Instance: Wealth advisory at Contoso Wellness
To showcase the potential of RFT, take into account Contoso Wellness, a fictitious wealth advisory agency. Utilizing RFT, the o4-mini mannequin discovered to adapt to distinctive enterprise guidelines, equivalent to figuring out optimum shopper interactions primarily based on nuanced patterns just like the ratio of a shopper’s web value to out there funds. This enabled Contoso to streamline their onboarding processes and make extra knowledgeable choices sooner.
Supervised Nice-Tuning now out there for GPT-4.1-nano
We’re additionally bringing Supervised Nice-Tuning (SFT) to the GPT-4.1-nano mannequin—a small however highly effective basis mannequin optimized for high-throughput, cost-sensitive workloads. With SFT, you may instill your mannequin with company-specific tone, terminology, workflows, and structured outputs—all tailor-made to your area. This mannequin might be out there for fine-tuning within the coming days.
Why Nice-tune GPT-4.1-nano?
- Precision at Scale: Tailor the mannequin’s responses whereas sustaining velocity and effectivity.
- Enterprise-Grade Output: Guarantee alignment with enterprise processes and tone-of-voice.
- Light-weight and Deployable: Excellent for eventualities the place latency and price matter—equivalent to customer support bots, on-device processing, or high-volume doc parsing.
In comparison with bigger fashions, 4.1-nano delivers sooner inference and decrease compute prices, making it nicely suited to large-scale workloads like:
- Buyer help automation, the place fashions should deal with hundreds of tickets per hour with constant tone and accuracy.
- Inside information assistants that comply with firm type and protocol in summarizing documentation or responding to FAQs.
As a small, quick, however extremely succesful mannequin, GPT-4.1-nano makes a terrific candidate for distillation as nicely. You need to use fashions like GPT-4.1 or o4 to generate coaching knowledge—or seize manufacturing visitors with saved completions—and train 4.1-nano to be simply as good!

Llama 4 Nice-Tuning now out there
We’re additionally excited to announce help for fine-tuning Meta’s Llama 4 Scout—a leading edge,17 billion lively parameter mannequin which gives an business main context window of 10M tokens whereas becoming on a single H100 GPU for inferencing. It’s a best-in-class mannequin, and extra highly effective than all earlier era llama fashions.

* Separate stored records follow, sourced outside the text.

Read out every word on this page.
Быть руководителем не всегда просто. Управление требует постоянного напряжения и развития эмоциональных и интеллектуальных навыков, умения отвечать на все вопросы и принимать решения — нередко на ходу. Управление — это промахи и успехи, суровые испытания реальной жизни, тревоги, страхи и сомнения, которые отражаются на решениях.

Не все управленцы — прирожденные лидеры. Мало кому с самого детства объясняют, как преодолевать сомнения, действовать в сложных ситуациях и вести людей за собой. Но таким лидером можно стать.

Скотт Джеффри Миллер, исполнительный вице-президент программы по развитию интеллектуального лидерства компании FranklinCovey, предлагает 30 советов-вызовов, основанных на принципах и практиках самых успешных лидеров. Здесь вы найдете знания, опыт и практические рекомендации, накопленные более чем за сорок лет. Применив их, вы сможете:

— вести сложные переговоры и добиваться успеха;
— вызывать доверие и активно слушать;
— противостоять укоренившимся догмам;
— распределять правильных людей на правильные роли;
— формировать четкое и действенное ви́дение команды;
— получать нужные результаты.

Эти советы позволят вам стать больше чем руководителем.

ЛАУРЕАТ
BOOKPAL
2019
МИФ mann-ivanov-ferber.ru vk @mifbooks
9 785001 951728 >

Llama 4 fine-tuning is offered in our managed compute providing, permitting you to fine-tune and inference utilizing your personal GPU quota. Obtainable in each Azure AI Foundry and as Azure Machine Studying parts, you’ve entry to extra hyperparameters for deeper customization in comparison with our serverless expertise.

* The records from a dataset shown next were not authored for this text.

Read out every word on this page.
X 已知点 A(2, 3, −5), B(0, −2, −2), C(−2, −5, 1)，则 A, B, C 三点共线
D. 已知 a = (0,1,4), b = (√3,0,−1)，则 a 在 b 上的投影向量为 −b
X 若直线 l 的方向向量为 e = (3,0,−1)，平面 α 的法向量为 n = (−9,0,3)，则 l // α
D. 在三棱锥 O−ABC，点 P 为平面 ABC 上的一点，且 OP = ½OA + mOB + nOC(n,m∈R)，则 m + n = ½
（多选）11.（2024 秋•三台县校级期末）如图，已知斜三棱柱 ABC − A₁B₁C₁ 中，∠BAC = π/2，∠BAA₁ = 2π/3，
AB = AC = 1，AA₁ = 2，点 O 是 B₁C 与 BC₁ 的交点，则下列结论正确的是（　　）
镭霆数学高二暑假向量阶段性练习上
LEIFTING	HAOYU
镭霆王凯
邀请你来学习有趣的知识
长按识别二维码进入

Get began with Azure AI Foundry right this moment
Azure AI Foundry is your basis for enterprise-grade AI tuning. These fine-tuning enhancements unlock new frontiers in mannequin customization, serving to you construct clever methods that assume and reply in ways in which mirror your small business DNA.

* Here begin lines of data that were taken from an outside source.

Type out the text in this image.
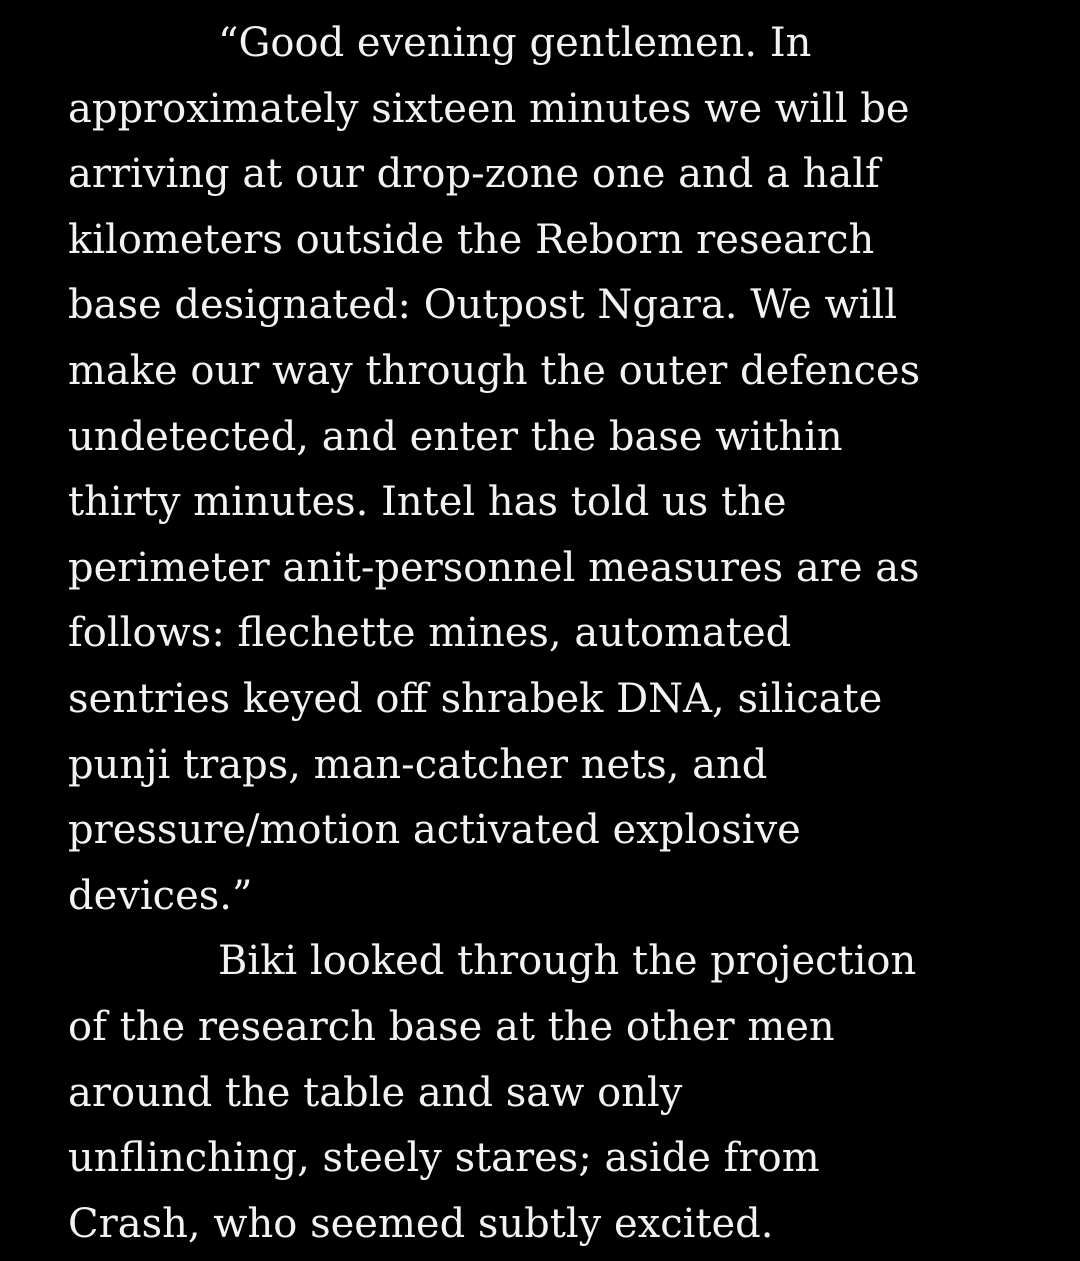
“Good evening gentlemen. In
approximately sixteen minutes we will be
arriving at our drop-zone one and a half
kilometers outside the Reborn research
base designated: Outpost Ngara. We will
make our way through the outer defences
undetected, and enter the base within
thirty minutes. Intel has told us the
perimeter anit-personnel measures are as
follows: flechette mines, automated
sentries keyed off shrabek DNA, silicate
punji traps, man-catcher nets, and
pressure/motion activated explosive
devices.”
Biki looked through the projection
of the research base at the other men
around the table and saw only
unflinching, steely stares; aside from
Crash, who seemed subtly excited.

- Use Reinforcement Nice-tuning with o4-mini to construct reasoning engines that study from expertise and evolve over time. Coming quickly in Azure AI Foundry, with regional availability for East US2 and Sweden Central.
- Use Supervised Nice-Tuning with 4.1-nano to scale dependable, cost-efficient, and extremely custom-made mannequin behaviors throughout your group. Obtainable now in Azure AI Foundry in North Central US and Sweden Central.
- Strive Llama 4 scout wonderful tuning to customise a best-in-class open supply mannequin. Obtainable now in Azure AI Foundry mannequin catalog and Azure Machine Studying.
With Azure AI Foundry, fine-tuning isn’t nearly accuracy—it’s about belief, effectivity, and flexibility at each layer of your stack.
Discover additional:
We’re simply getting began. Keep tuned for extra mannequin help, superior tuning strategies, and instruments that can assist you construct AI that’s smarter, safer, and uniquely yours.